I am trying to use IRIS (more precisely, IRIS-NP) for the convex decomposition of the subspace defined by g(x) ≤ 0
within a specific domain. Here, x
is not exactly a configuration space and not related to any plant. Hence it seems more natural to use Iris
instead of IrisInConfigurationSpace
.
I see that IrisOptions
supports prog_with_additional_constraints
. However, it doesn't seem to be used in Iris
, only IrisInConfigurationSpace
.
Is there a way to pass additional constraints to Iris
? Or to use IRIS-NP without an associated plant/context? Or would it be easier for me to create a dummy plant with the same DoF as dimensions of x
?
Thanks in advance!
I agree with the sentiment... IRIS/IRIS-NP is really more general than kinematic problems (although it works hard to make the collision computations efficient).

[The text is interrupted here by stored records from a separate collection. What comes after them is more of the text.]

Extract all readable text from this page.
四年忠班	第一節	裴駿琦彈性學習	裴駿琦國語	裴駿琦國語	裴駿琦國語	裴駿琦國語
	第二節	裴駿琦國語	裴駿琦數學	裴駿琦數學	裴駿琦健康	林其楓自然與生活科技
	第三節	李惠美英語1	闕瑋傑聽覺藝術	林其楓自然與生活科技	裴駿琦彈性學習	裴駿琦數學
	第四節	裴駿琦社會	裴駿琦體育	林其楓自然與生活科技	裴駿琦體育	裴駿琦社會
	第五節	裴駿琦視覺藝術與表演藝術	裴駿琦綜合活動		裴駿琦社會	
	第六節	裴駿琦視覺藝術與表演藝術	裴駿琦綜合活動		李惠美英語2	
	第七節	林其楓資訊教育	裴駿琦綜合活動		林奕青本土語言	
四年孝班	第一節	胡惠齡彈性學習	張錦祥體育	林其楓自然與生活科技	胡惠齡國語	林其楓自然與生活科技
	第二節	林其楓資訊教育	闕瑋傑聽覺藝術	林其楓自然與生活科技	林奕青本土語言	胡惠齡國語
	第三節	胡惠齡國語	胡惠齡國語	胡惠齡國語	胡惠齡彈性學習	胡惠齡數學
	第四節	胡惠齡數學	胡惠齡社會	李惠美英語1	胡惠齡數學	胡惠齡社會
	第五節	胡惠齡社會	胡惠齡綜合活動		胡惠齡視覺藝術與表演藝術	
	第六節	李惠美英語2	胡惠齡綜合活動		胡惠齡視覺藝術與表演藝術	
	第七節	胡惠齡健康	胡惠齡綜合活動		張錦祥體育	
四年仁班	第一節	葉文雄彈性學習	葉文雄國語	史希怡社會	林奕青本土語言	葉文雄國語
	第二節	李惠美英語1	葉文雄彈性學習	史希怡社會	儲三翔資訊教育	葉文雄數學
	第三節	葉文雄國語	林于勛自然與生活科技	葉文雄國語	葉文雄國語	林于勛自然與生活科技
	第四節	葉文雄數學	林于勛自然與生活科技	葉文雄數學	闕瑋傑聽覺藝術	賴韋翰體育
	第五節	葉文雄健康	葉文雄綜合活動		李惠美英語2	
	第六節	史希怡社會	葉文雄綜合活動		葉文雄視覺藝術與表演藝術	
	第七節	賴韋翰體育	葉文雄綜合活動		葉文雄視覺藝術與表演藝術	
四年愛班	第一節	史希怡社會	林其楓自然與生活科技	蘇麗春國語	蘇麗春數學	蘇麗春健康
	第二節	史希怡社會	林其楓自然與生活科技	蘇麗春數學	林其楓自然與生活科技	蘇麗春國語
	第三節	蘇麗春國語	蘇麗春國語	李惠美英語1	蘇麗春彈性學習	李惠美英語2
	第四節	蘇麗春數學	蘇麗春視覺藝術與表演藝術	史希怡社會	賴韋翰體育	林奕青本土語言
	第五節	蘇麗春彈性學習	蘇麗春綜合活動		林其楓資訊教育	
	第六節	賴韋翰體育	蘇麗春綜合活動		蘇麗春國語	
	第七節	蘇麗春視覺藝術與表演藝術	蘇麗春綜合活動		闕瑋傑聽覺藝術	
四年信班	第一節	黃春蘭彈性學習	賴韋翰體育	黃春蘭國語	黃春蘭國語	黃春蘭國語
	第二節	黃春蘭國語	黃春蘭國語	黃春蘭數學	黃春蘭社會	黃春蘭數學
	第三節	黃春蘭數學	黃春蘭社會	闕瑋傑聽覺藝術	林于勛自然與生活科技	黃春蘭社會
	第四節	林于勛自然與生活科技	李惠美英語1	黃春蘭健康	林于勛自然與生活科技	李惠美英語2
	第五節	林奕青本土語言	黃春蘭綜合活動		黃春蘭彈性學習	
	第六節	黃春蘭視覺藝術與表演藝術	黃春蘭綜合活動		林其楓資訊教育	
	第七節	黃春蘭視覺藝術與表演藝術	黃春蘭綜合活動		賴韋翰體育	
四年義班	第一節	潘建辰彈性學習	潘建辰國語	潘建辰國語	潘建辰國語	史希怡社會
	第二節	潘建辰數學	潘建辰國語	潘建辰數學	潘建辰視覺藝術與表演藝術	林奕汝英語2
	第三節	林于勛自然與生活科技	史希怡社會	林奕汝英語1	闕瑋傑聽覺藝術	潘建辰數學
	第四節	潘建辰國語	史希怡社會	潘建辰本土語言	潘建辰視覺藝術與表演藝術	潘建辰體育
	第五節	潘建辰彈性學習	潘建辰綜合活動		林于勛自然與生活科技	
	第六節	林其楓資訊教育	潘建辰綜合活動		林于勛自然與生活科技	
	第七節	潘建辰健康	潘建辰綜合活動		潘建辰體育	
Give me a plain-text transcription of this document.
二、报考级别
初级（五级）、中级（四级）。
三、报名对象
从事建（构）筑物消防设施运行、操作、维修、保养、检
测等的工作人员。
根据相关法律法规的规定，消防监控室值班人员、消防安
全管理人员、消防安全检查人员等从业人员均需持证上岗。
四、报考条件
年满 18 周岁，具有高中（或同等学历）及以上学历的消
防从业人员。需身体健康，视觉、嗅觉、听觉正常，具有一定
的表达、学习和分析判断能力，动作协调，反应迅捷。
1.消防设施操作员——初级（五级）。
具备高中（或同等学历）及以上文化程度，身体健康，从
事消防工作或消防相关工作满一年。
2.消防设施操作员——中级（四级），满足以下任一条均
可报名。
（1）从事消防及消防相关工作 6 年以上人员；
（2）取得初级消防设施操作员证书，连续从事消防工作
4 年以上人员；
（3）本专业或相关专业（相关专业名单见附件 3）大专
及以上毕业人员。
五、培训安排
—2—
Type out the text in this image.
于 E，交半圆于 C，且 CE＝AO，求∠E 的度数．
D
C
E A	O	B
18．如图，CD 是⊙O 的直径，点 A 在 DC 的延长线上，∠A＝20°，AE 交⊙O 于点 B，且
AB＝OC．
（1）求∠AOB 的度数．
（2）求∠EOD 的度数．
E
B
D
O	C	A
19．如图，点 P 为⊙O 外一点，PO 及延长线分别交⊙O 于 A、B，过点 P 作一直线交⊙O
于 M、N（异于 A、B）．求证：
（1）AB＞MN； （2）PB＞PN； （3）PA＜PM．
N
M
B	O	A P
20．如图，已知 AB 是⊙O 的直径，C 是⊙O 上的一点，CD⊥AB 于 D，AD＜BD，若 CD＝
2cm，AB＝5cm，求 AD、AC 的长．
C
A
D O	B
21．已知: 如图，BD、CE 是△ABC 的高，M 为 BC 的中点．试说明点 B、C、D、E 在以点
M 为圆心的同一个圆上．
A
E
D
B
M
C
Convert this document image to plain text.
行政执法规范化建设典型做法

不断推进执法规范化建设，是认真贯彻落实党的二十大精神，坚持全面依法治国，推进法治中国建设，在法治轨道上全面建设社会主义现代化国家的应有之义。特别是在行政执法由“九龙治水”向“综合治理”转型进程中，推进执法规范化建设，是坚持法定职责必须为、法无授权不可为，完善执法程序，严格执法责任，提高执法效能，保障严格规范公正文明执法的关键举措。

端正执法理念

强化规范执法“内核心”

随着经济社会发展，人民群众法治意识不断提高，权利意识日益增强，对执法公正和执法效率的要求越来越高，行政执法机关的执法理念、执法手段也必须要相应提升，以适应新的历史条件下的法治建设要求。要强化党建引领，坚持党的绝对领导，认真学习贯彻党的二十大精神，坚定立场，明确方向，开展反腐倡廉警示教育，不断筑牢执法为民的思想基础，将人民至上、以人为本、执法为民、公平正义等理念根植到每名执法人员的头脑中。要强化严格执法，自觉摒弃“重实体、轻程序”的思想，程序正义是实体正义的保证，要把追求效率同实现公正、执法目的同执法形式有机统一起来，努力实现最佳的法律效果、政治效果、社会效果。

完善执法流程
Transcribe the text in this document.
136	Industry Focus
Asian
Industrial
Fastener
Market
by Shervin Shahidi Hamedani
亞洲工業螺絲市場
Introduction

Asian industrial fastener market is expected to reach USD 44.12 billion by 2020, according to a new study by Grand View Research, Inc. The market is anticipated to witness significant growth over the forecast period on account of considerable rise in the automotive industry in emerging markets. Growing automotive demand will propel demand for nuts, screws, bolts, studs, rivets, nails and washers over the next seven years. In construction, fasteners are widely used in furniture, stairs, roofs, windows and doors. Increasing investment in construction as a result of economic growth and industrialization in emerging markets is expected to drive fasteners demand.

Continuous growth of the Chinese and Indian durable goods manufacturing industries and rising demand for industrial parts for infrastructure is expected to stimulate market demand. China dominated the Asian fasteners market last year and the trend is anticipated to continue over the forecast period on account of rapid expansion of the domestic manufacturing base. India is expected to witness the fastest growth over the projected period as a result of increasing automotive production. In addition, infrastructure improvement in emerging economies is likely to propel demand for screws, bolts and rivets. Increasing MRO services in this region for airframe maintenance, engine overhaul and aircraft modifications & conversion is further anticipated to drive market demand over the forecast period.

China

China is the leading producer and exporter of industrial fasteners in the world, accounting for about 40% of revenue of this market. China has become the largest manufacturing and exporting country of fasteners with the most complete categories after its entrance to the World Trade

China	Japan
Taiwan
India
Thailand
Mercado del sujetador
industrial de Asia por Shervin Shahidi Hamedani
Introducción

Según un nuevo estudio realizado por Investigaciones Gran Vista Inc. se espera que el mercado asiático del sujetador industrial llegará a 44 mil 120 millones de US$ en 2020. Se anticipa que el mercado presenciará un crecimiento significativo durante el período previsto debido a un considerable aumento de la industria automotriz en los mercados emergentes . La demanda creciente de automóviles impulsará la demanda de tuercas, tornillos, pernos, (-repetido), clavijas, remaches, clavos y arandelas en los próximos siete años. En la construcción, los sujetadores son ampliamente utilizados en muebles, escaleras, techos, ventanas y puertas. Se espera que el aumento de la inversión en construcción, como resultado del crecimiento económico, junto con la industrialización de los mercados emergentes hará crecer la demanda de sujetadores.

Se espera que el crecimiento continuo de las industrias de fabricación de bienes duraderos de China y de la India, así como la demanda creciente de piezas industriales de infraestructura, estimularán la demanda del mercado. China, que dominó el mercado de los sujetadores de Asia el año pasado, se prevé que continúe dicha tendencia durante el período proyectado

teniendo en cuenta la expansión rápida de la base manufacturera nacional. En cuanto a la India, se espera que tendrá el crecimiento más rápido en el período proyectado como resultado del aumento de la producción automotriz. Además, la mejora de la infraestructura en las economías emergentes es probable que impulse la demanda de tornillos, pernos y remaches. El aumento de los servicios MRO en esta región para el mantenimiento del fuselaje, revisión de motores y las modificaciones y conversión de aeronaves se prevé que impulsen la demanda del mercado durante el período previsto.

The primary distinction between IRIS and IRIS-NP, of course, is that IRIS assumes that the "obstacles" are convex. Presumably you don't have that for your g(x) \le 0
. So I suspect IRIS-NP is what you want.
Given the current API, I do think that making a dummy plant with a configuration space of the right dimension, with joint limits to define the boundaries of your search space, and no collision geometry is probably the right way to give it a try. If it proves useful, we can look at making the API more ergonomic for this use case in the future.
BTW -- Now that more people are trying IRIS-NP, I'm starting to optimize it's performance. Expect it to get faster in the coming month.